5) The preeners. This is a particular breed that are so in love with their physiques that they cannot help constantly gazing at themselves in the gym mirror. Sometimes they don’t get much working out done because they spend so much time in self-admiration. They are, however, not always beautiful. One particular preener at my gym has lots of fat and no muscular definition whatsoever, yet he constantly poses in front of the mirror and ogles his reflection.
6) The sports commentators. These are a group of guys (always guys) who ostensibly come to work out but end up congregating on the gym floor to discuss basketball and football. They talk at 100 dB levels and consider themselves experts in the particular sport under discussion, having various pieces of advice for professionals like Kobe Bryant or Adrian Peterson. They also know which NFL and NBA teams will win the next set of games for the entire year. These gym sports commentators don’t actually ever work out.
7) The crapapella fellas. These people can’t stop themselves from singing along to their iPods as they work out. Because they can’t hear themselves above the music blasting in their earbuds, they sing very loudly and completely out of tune. Engulfed in music, they are blissfully unaware of how ridiculous they sound.
8) The psychotics. Steer clear of these guys. They talk to themselves or no one in particular, muttering things like, “I love this routine!” or “That’s good for a warm-up,” or “F**k, I can do this. I got this!” Occasionally they will break out into song, but without an iPhone, unlike the crapapella fellas. One particular psychotic at my gym began singing and then blurted out, “I love you, Mary J!”
9) The dawdlers. They may be depressed, aimless, bored or just plain out of it, but the dawdlers spend a lot of time sitting at a machine staring into space or watching other gym users. Because of the long interval between their sets, they do very little actual exercise, if any.
10) The jump-ropers. This is a special category: people who love to show off their fancy footwork as they jump rope. Since they do nothing else at the gym, they could in fact stay home and do the same thing, but it’s important for them to impress everyone. I find them particularly annoying because I can jump rope for barely one minute.
11) The instructors. These can be either men or women who give unsolicited advice to others on how to do an exercise correctly. Sometimes they add medical tips like, “You could put your back out. I know because I had to have three of my vertebrae fused from doing that exercise.” Some of these self-appointed instructors are men trying to impress women by supposedly offering them advice on how to carry out an exercise, or guys showing off to their girlfriends.
12) The beachwear women. This is another special category–women who come clad in what can only be described as a bikini outfit. I am reliably informed by people in the know that these women are consciously or unconsciously trying to pick up men. They generally do not come to early morning gym, but rather show up in primetime evening hours for maximum exposure to the male species on the prowl. They are magnets for the instructor category, see #11.

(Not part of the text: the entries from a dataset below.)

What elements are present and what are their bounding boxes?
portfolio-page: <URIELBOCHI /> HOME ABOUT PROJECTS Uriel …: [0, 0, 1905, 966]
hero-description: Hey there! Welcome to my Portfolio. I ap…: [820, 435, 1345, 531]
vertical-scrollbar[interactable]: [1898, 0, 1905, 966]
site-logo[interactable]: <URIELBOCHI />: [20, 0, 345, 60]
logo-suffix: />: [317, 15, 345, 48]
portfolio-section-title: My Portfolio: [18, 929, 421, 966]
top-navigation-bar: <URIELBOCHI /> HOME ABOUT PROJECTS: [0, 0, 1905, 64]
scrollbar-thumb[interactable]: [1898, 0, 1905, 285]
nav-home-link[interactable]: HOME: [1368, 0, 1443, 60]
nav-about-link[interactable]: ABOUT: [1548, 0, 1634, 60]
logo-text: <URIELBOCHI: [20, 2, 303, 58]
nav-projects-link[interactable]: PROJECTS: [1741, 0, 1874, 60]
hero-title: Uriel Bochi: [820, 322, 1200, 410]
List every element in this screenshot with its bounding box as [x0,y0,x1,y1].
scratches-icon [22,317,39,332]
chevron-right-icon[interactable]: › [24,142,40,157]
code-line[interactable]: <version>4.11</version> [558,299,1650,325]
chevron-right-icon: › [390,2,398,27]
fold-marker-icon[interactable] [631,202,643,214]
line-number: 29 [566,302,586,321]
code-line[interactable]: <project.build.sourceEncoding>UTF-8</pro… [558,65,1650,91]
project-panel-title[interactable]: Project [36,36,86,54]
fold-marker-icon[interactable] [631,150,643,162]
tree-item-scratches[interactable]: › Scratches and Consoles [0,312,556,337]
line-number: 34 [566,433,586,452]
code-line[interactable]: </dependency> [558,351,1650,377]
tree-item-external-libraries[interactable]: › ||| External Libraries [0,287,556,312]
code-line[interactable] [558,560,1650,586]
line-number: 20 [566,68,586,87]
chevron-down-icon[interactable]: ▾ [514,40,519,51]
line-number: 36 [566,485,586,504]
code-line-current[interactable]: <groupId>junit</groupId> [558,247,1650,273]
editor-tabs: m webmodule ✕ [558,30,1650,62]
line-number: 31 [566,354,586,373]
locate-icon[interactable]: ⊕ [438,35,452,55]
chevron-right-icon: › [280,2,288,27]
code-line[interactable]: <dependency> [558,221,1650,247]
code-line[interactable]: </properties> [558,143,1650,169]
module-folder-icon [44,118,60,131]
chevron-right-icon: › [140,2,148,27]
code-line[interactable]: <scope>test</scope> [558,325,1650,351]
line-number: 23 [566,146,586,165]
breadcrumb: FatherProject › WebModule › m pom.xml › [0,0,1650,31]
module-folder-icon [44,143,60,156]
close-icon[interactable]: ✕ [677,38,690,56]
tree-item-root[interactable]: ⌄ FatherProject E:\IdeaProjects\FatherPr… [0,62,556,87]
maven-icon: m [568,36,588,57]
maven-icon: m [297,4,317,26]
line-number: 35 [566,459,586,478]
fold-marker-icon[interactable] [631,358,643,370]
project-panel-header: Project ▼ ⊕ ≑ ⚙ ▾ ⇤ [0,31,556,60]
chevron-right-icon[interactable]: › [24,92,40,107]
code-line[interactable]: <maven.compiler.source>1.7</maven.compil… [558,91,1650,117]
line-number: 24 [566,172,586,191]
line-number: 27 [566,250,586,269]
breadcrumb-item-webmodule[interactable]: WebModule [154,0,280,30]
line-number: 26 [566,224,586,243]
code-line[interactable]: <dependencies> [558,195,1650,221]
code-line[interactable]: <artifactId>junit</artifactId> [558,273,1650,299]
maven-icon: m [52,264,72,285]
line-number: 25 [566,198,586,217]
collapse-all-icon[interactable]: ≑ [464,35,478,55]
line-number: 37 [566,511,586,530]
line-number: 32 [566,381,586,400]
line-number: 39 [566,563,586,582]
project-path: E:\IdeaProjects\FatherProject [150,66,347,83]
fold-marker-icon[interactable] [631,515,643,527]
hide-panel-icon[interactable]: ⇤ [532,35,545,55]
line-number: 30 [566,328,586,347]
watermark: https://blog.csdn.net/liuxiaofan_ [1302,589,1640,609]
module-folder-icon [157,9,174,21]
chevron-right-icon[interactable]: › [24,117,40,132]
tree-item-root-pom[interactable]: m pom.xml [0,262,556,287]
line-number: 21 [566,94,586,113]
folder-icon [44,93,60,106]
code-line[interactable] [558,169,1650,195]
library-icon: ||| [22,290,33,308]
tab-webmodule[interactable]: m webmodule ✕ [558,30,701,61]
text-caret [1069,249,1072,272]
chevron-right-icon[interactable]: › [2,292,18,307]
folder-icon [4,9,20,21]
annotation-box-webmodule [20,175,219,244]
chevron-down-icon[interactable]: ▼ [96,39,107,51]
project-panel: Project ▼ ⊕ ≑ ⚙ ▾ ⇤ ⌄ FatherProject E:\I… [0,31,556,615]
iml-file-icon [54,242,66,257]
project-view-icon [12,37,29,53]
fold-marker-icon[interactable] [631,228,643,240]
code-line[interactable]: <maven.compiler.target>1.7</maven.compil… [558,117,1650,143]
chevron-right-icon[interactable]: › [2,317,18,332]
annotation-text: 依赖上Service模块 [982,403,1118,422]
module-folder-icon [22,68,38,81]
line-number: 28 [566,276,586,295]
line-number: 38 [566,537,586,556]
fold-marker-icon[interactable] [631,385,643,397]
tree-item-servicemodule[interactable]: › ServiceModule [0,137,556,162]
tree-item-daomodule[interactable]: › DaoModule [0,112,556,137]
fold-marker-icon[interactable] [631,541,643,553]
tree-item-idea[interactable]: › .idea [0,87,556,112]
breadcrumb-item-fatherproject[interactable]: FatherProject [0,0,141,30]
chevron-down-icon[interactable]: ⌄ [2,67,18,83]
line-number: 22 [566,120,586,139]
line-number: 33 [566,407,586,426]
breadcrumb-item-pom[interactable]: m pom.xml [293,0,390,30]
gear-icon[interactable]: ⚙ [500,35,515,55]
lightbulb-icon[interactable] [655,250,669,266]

13) The ultra-man. This male specimen is endowed with idealized masculine traits and perfect muscular development. As a doctor, however, I happen to know that when these ultra-men go to the emergency room for a medical problem, they are the first to faint at the sight of a little blood or even a needle, which their wives or girlfriends never do.
14) The last category is me, the categorizer, who observes all these people and categorizes them.